Like “A Man Vanishes,” “Unreturned Soldiers in Malaysia” plays out like a
detective story. Acting as narrator, interviewer and investigator,
Imamura flies to Singapore and makes contact with several former
Japanese soldiers who have stayed on there. They don’t qualify as
“unreturned,” having kept their contacts with the local Japanese people,
but they help him as he searches for soldiers who have truly gone
native and as he digs into questions of culpability for wartime
atrocities and the ability of both the Japanese and the ethnic Chinese
to forget about massacres and burned villages.
Eventually his search leads to a man now called A-Kim. Each step of
Imamura’s hopscotch journey to and from Singapore and Malaysia offers
new insights into Southeast Asia’s violent history. Given directions to a
Chinese village where A-Kim is said to live, Imamura discovers that
it’s no longer there: burned down by the British after the war because
it was thought to harbor Communists, it’s now an Indian village. A-Kim,
once found, turns out to be a convert to Islam, a suitable choice,
Imamura decides, for a man “whose entire youth was stolen by war.”
In “Unreturned Soldiers in Thailand” Imamura quickly locates three
former Japanese servicemen who have accommodated themselves to Thai
life, and devotes the bulk of the film to a long, combative and
increasingly drunken conversation among them: Fujita, a former spy who
admits to burning Chinese captives alive and still worships the emperor;
Toshida, a disillusioned individualist; and Nakayama, who stares into
the distance and refuses to talk. The next day Fujita says of Toshida:
“If we were still soldiers, I’d kill him. That’s just how we are.”

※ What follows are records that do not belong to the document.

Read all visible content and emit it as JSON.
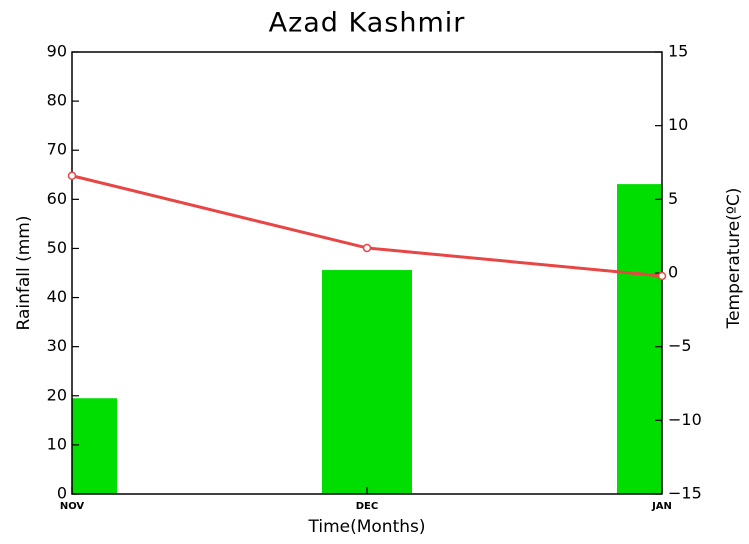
{
  "chart_data": {
    "type": "bar",
    "title": "Azad Kashmir",
    "xlabel": "Time(Months)",
    "ylabel": "Rainfall (mm)",
    "y2label": "Temperature(ºC)",
    "categories": [
      "NOV",
      "DEC",
      "JAN"
    ],
    "series": [
      {
        "color": "#00dd00",
        "values": [
          19.5,
          45.6,
          63.1
        ]
      },
      {
        "type": "line",
        "axis": "y2",
        "color": "#e84545",
        "values": [
          6.6,
          1.7,
          -0.2
        ]
      }
    ],
    "ylim": [
      0,
      90
    ],
    "yticks": [
      0,
      10,
      20,
      30,
      40,
      50,
      60,
      70,
      80,
      90
    ],
    "y2lim": [
      -15,
      15
    ],
    "y2ticks": [
      {
        "value": -15,
        "label": "−15"
      },
      {
        "value": -10,
        "label": "−10"
      },
      {
        "value": -5,
        "label": "−5"
      },
      0,
      5,
      10,
      15
    ]
  }
}
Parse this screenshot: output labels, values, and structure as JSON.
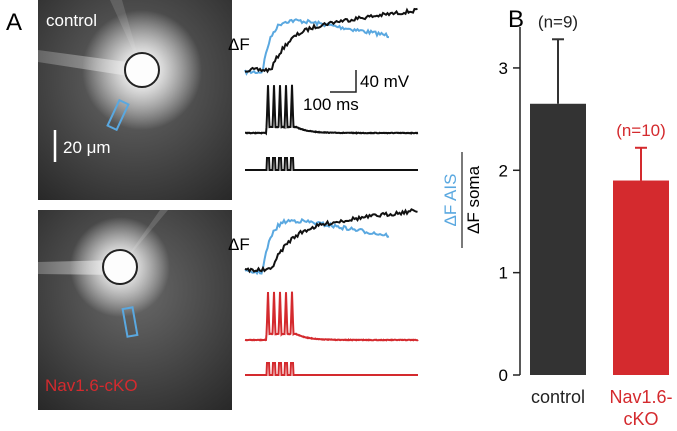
{
  "panels": {
    "a": "A",
    "b": "B"
  },
  "panel_a": {
    "control_label": "control",
    "cko_label": "Nav1.6-cKO",
    "scale_image": "20 μm",
    "delta_f_top": "ΔF",
    "delta_f_bottom": "ΔF",
    "scale_voltage": "40 mV",
    "scale_time": "100 ms"
  },
  "chart_data": {
    "type": "bar",
    "categories": [
      "control",
      "Nav1.6-cKO"
    ],
    "values": [
      2.65,
      1.9
    ],
    "errors": [
      0.63,
      0.32
    ],
    "colors": [
      "#333333",
      "#d42a2e"
    ],
    "label_colors": [
      "#222222",
      "#d42a2e"
    ],
    "annotations": [
      "(n=9)",
      "(n=10)"
    ],
    "ylabel_numerator": "ΔF AIS",
    "ylabel_denominator": "ΔF soma",
    "ylim": [
      0,
      3.4
    ],
    "yticks": [
      0,
      1,
      2,
      3
    ]
  }
}
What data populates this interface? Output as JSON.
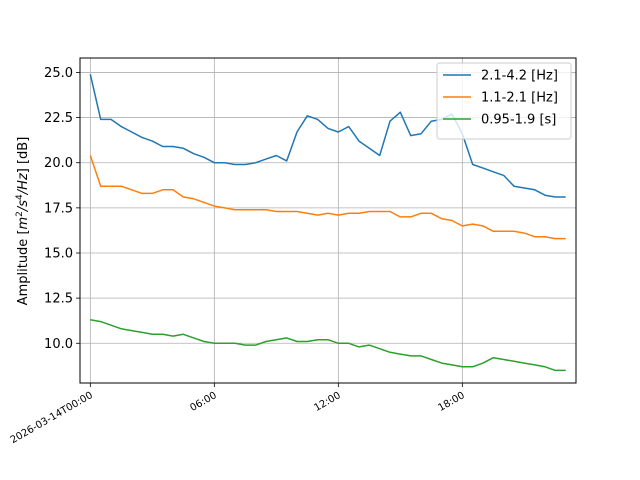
{
  "chart_data": {
    "type": "line",
    "title": "",
    "xlabel": "",
    "ylabel": "Amplitude [m²/s⁴/Hz] [dB]",
    "ylabel_parts": {
      "prefix": "Amplitude [",
      "m": "m",
      "sup1": "2",
      "s": "/s",
      "sup2": "4",
      "hz": "/Hz",
      "suffix": "] [dB]"
    },
    "xlim": [
      -0.5,
      23.5
    ],
    "ylim": [
      7.8,
      25.8
    ],
    "grid": true,
    "legend_position": "top-right",
    "x_ticks": [
      {
        "value": 0,
        "label": "2026-03-14T00:00"
      },
      {
        "value": 6,
        "label": "06:00"
      },
      {
        "value": 12,
        "label": "12:00"
      },
      {
        "value": 18,
        "label": "18:00"
      }
    ],
    "y_ticks": [
      {
        "value": 10.0,
        "label": "10.0"
      },
      {
        "value": 12.5,
        "label": "12.5"
      },
      {
        "value": 15.0,
        "label": "15.0"
      },
      {
        "value": 17.5,
        "label": "17.5"
      },
      {
        "value": 20.0,
        "label": "20.0"
      },
      {
        "value": 22.5,
        "label": "22.5"
      },
      {
        "value": 25.0,
        "label": "25.0"
      }
    ],
    "x": [
      0,
      0.5,
      1,
      1.5,
      2,
      2.5,
      3,
      3.5,
      4,
      4.5,
      5,
      5.5,
      6,
      6.5,
      7,
      7.5,
      8,
      8.5,
      9,
      9.5,
      10,
      10.5,
      11,
      11.5,
      12,
      12.5,
      13,
      13.5,
      14,
      14.5,
      15,
      15.5,
      16,
      16.5,
      17,
      17.5,
      18,
      18.5,
      19,
      19.5,
      20,
      20.5,
      21,
      21.5,
      22,
      22.5,
      23
    ],
    "series": [
      {
        "name": "2.1-4.2 [Hz]",
        "color": "#1f77b4",
        "values": [
          24.9,
          22.4,
          22.4,
          22.0,
          21.7,
          21.4,
          21.2,
          20.9,
          20.9,
          20.8,
          20.5,
          20.3,
          20.0,
          20.0,
          19.9,
          19.9,
          20.0,
          20.2,
          20.4,
          20.1,
          21.7,
          22.6,
          22.4,
          21.9,
          21.7,
          22.0,
          21.2,
          20.8,
          20.4,
          22.3,
          22.8,
          21.5,
          21.6,
          22.3,
          22.4,
          22.7,
          21.6,
          19.9,
          19.7,
          19.5,
          19.3,
          18.7,
          18.6,
          18.5,
          18.2,
          18.1,
          18.1
        ]
      },
      {
        "name": "1.1-2.1 [Hz]",
        "color": "#ff7f0e",
        "values": [
          20.4,
          18.7,
          18.7,
          18.7,
          18.5,
          18.3,
          18.3,
          18.5,
          18.5,
          18.1,
          18.0,
          17.8,
          17.6,
          17.5,
          17.4,
          17.4,
          17.4,
          17.4,
          17.3,
          17.3,
          17.3,
          17.2,
          17.1,
          17.2,
          17.1,
          17.2,
          17.2,
          17.3,
          17.3,
          17.3,
          17.0,
          17.0,
          17.2,
          17.2,
          16.9,
          16.8,
          16.5,
          16.6,
          16.5,
          16.2,
          16.2,
          16.2,
          16.1,
          15.9,
          15.9,
          15.8,
          15.8
        ]
      },
      {
        "name": "0.95-1.9 [s]",
        "color": "#2ca02c",
        "values": [
          11.3,
          11.2,
          11.0,
          10.8,
          10.7,
          10.6,
          10.5,
          10.5,
          10.4,
          10.5,
          10.3,
          10.1,
          10.0,
          10.0,
          10.0,
          9.9,
          9.9,
          10.1,
          10.2,
          10.3,
          10.1,
          10.1,
          10.2,
          10.2,
          10.0,
          10.0,
          9.8,
          9.9,
          9.7,
          9.5,
          9.4,
          9.3,
          9.3,
          9.1,
          8.9,
          8.8,
          8.7,
          8.7,
          8.9,
          9.2,
          9.1,
          9.0,
          8.9,
          8.8,
          8.7,
          8.5,
          8.5
        ]
      }
    ]
  }
}
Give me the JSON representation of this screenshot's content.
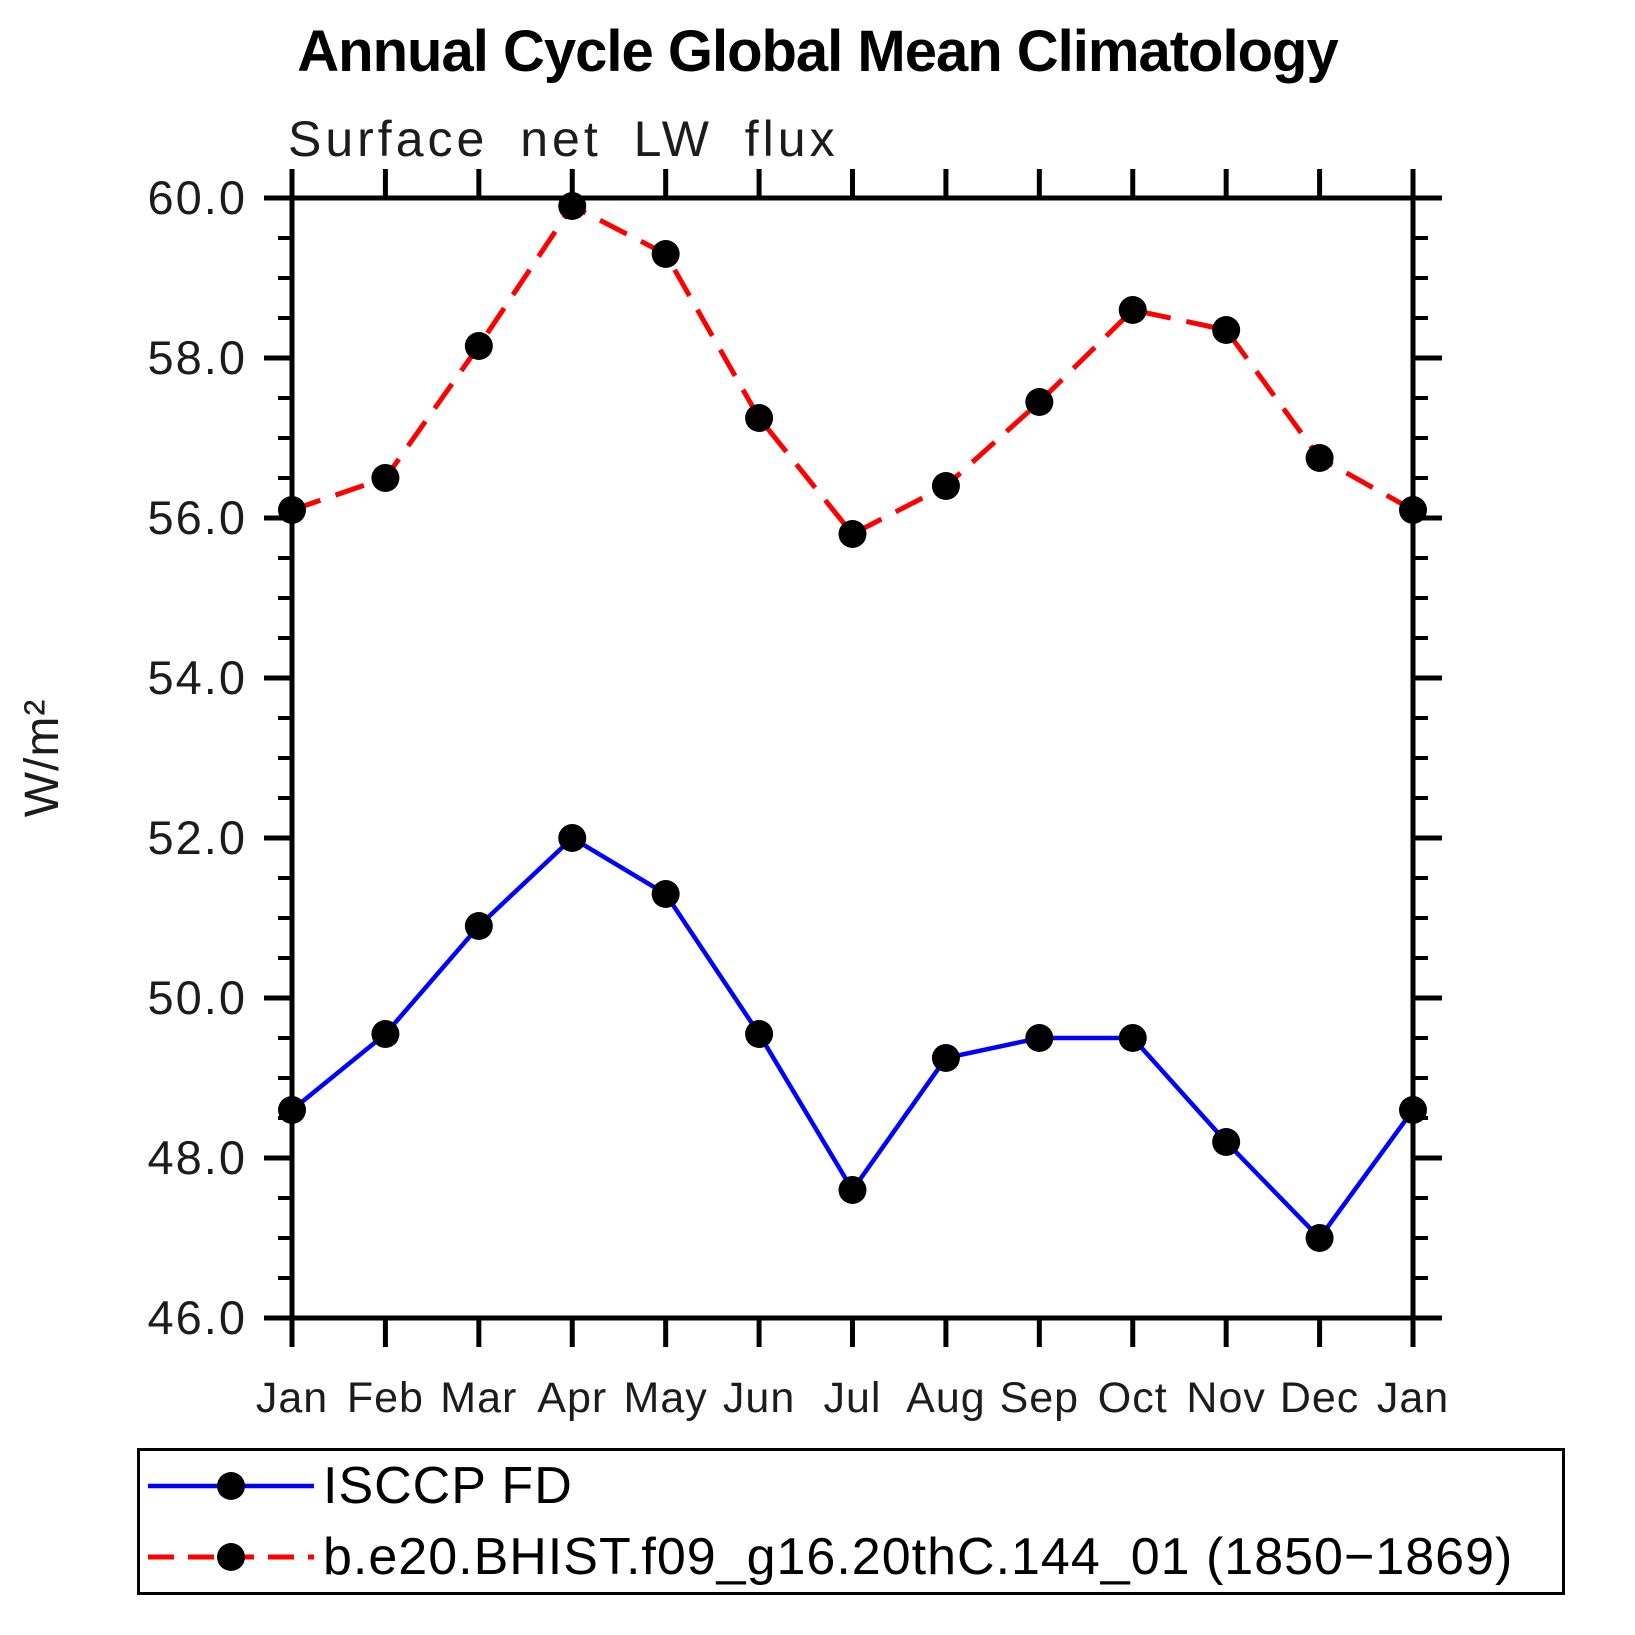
{
  "chart": {
    "title": "Annual Cycle Global Mean Climatology",
    "subtitle": "Surface net LW flux"
  },
  "chart_data": {
    "type": "line",
    "title": "Annual Cycle Global Mean Climatology",
    "subtitle": "Surface net LW flux",
    "xlabel": "",
    "ylabel": "W/m²",
    "x_categories": [
      "Jan",
      "Feb",
      "Mar",
      "Apr",
      "May",
      "Jun",
      "Jul",
      "Aug",
      "Sep",
      "Oct",
      "Nov",
      "Dec",
      "Jan"
    ],
    "ylim": [
      46.0,
      60.0
    ],
    "y_major_ticks": [
      46,
      48,
      50,
      52,
      54,
      56,
      58,
      60
    ],
    "y_tick_labels": [
      "46.0",
      "48.0",
      "50.0",
      "52.0",
      "54.0",
      "56.0",
      "58.0",
      "60.0"
    ],
    "y_minor_step": 0.5,
    "grid": false,
    "legend_position": "bottom-left",
    "marker_color": "#000000",
    "axis_color": "#000000",
    "series": [
      {
        "name": "ISCCP FD",
        "color": "#0000ff",
        "line_style": "solid",
        "marker": "circle",
        "values": [
          48.6,
          49.55,
          50.9,
          52.0,
          51.3,
          49.55,
          47.6,
          49.25,
          49.5,
          49.5,
          48.2,
          47.0,
          48.6
        ]
      },
      {
        "name": "b.e20.BHIST.f09_g16.20thC.144_01 (1850−1869)",
        "color": "#ff0000",
        "line_style": "dashed",
        "marker": "circle",
        "values": [
          56.1,
          56.5,
          58.15,
          59.9,
          59.3,
          57.25,
          55.8,
          56.4,
          57.45,
          58.6,
          58.35,
          56.75,
          56.1
        ]
      }
    ]
  },
  "legend": {
    "items": [
      {
        "label": "ISCCP FD"
      },
      {
        "label": "b.e20.BHIST.f09_g16.20thC.144_01 (1850−1869)"
      }
    ]
  }
}
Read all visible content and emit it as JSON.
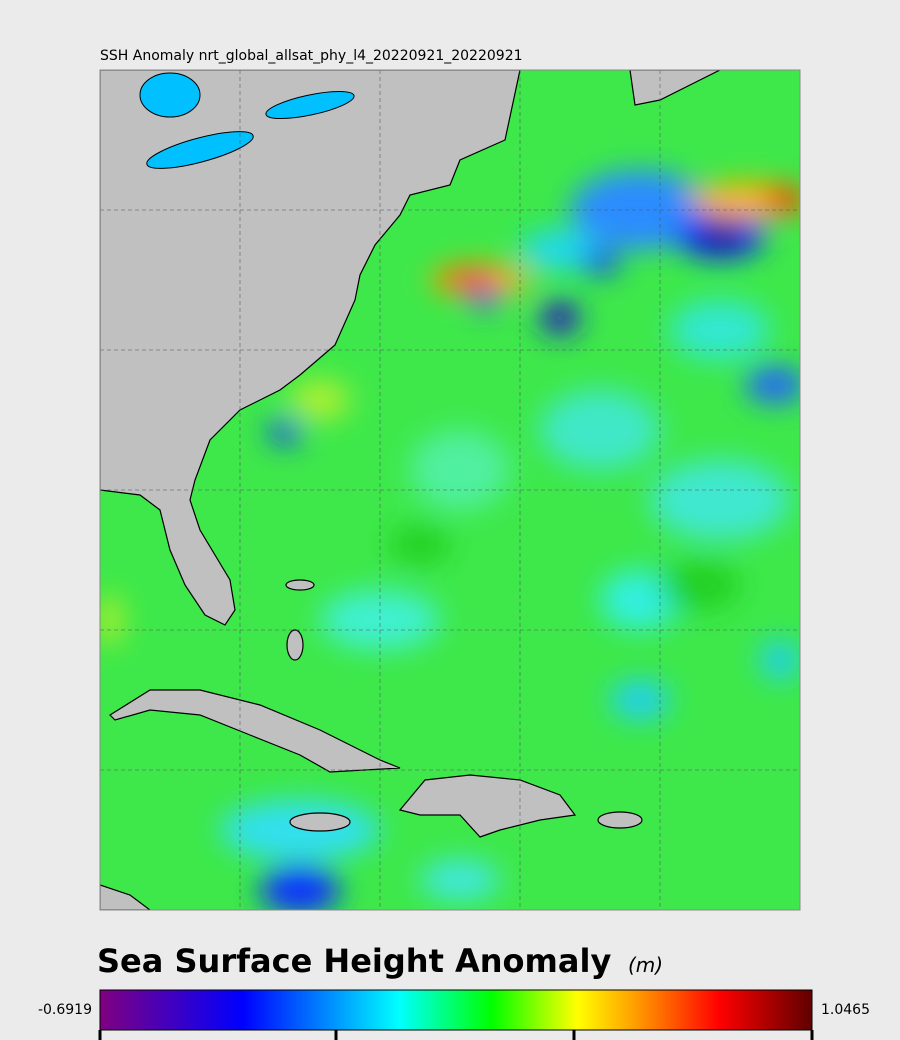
{
  "map_title": "SSH Anomaly nrt_global_allsat_phy_l4_20220921_20220921",
  "colorbar": {
    "title": "Sea Surface Height Anomaly",
    "unit": "(m)",
    "min": -0.6919,
    "max": 1.0465
  }
}
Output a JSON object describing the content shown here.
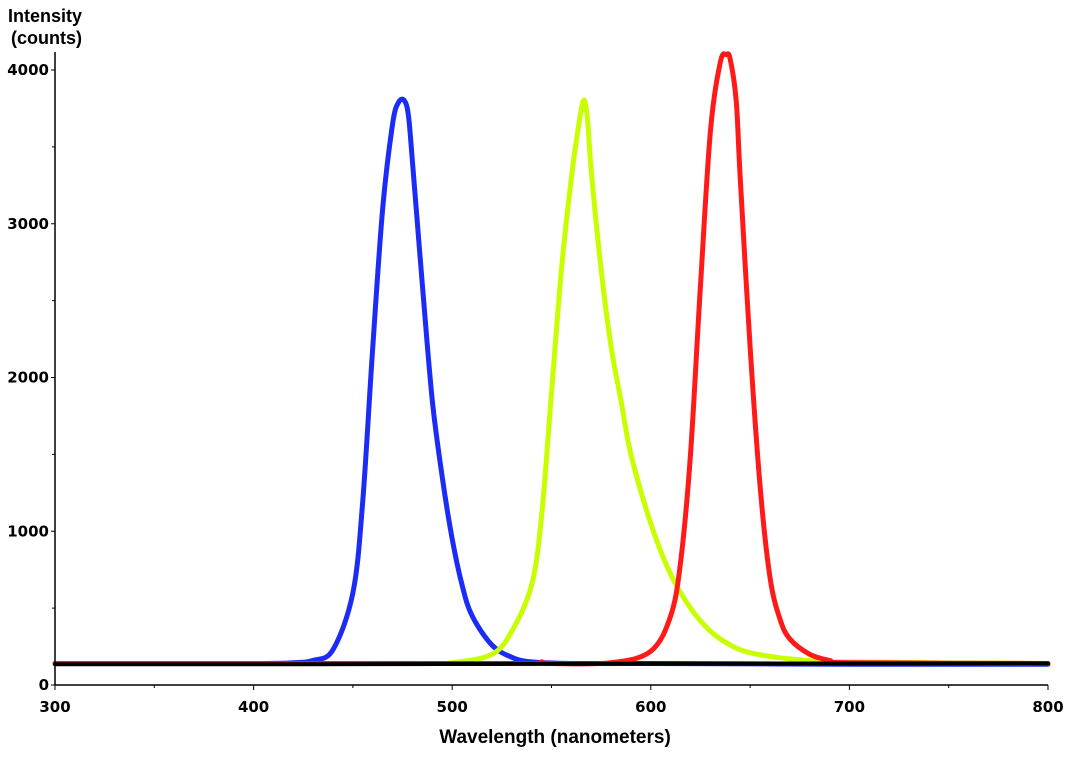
{
  "chart_data": {
    "type": "line",
    "ylabel_lines": [
      "Intensity",
      "(counts)"
    ],
    "xlabel": "Wavelength (nanometers)",
    "xlim": [
      300,
      800
    ],
    "ylim": [
      0,
      4000
    ],
    "x_ticks": [
      "300",
      "400",
      "500",
      "600",
      "700",
      "800"
    ],
    "y_ticks": [
      "0",
      "1000",
      "2000",
      "3000",
      "4000"
    ],
    "grid": false,
    "series": [
      {
        "color": "#1a2cf5",
        "x": [
          300,
          400,
          420,
          430,
          440,
          450,
          455,
          460,
          465,
          470,
          473,
          476,
          478,
          480,
          485,
          490,
          495,
          500,
          505,
          510,
          520,
          530,
          540,
          560,
          600,
          700,
          800
        ],
        "values": [
          140,
          140,
          145,
          160,
          230,
          600,
          1200,
          2200,
          3100,
          3650,
          3790,
          3800,
          3700,
          3400,
          2600,
          1850,
          1350,
          950,
          650,
          450,
          260,
          180,
          150,
          140,
          140,
          135,
          135
        ]
      },
      {
        "color": "#c8ff00",
        "x": [
          300,
          480,
          500,
          520,
          530,
          540,
          545,
          550,
          555,
          560,
          563,
          566,
          568,
          570,
          575,
          580,
          585,
          590,
          600,
          610,
          620,
          630,
          640,
          650,
          670,
          700,
          800
        ],
        "values": [
          140,
          140,
          145,
          200,
          350,
          650,
          1100,
          1900,
          2700,
          3300,
          3580,
          3800,
          3700,
          3350,
          2700,
          2200,
          1850,
          1500,
          1050,
          720,
          500,
          350,
          260,
          210,
          170,
          150,
          140
        ]
      },
      {
        "color": "#ff1a1a",
        "x": [
          300,
          480,
          540,
          545,
          550,
          580,
          600,
          610,
          615,
          620,
          625,
          630,
          635,
          638,
          640,
          643,
          645,
          650,
          655,
          660,
          665,
          670,
          680,
          690,
          700,
          800
        ],
        "values": [
          140,
          140,
          140,
          150,
          140,
          145,
          220,
          450,
          800,
          1500,
          2600,
          3600,
          4050,
          4100,
          4070,
          3800,
          3300,
          2200,
          1300,
          700,
          430,
          300,
          200,
          160,
          145,
          140
        ]
      },
      {
        "color": "#000000",
        "x": [
          300,
          420,
          680,
          800
        ],
        "values": [
          135,
          135,
          140,
          140
        ]
      }
    ]
  }
}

“Outlaw-Matsu” recounts the loyal Fujita’s return to Japan, arranged by
Imamura, and “Karayuki-San” profiles a Japanese woman who was sent to
Malaysia to be a prostitute for Japanese soldiers and chose to stay. All
four films are part of Imamura’s project to recapture the reality of
the war “because we have forgotten such things in our peaceful present
lives.”
After 1975 Imamura returned to fiction, winning his Palme d’Ors and
gaining a late measure of recognition in America with the release of
“The Eel” and “Dr. Akagi” before his death
in 2006. The Anthology series is an opportunity, not to be missed, to
sample the work of a filmmaker who crossed and recrossed the documentary
boundary long before established figures like Werner Herzog, Jonathan
Demme and Spike Lee could do so without a second thought.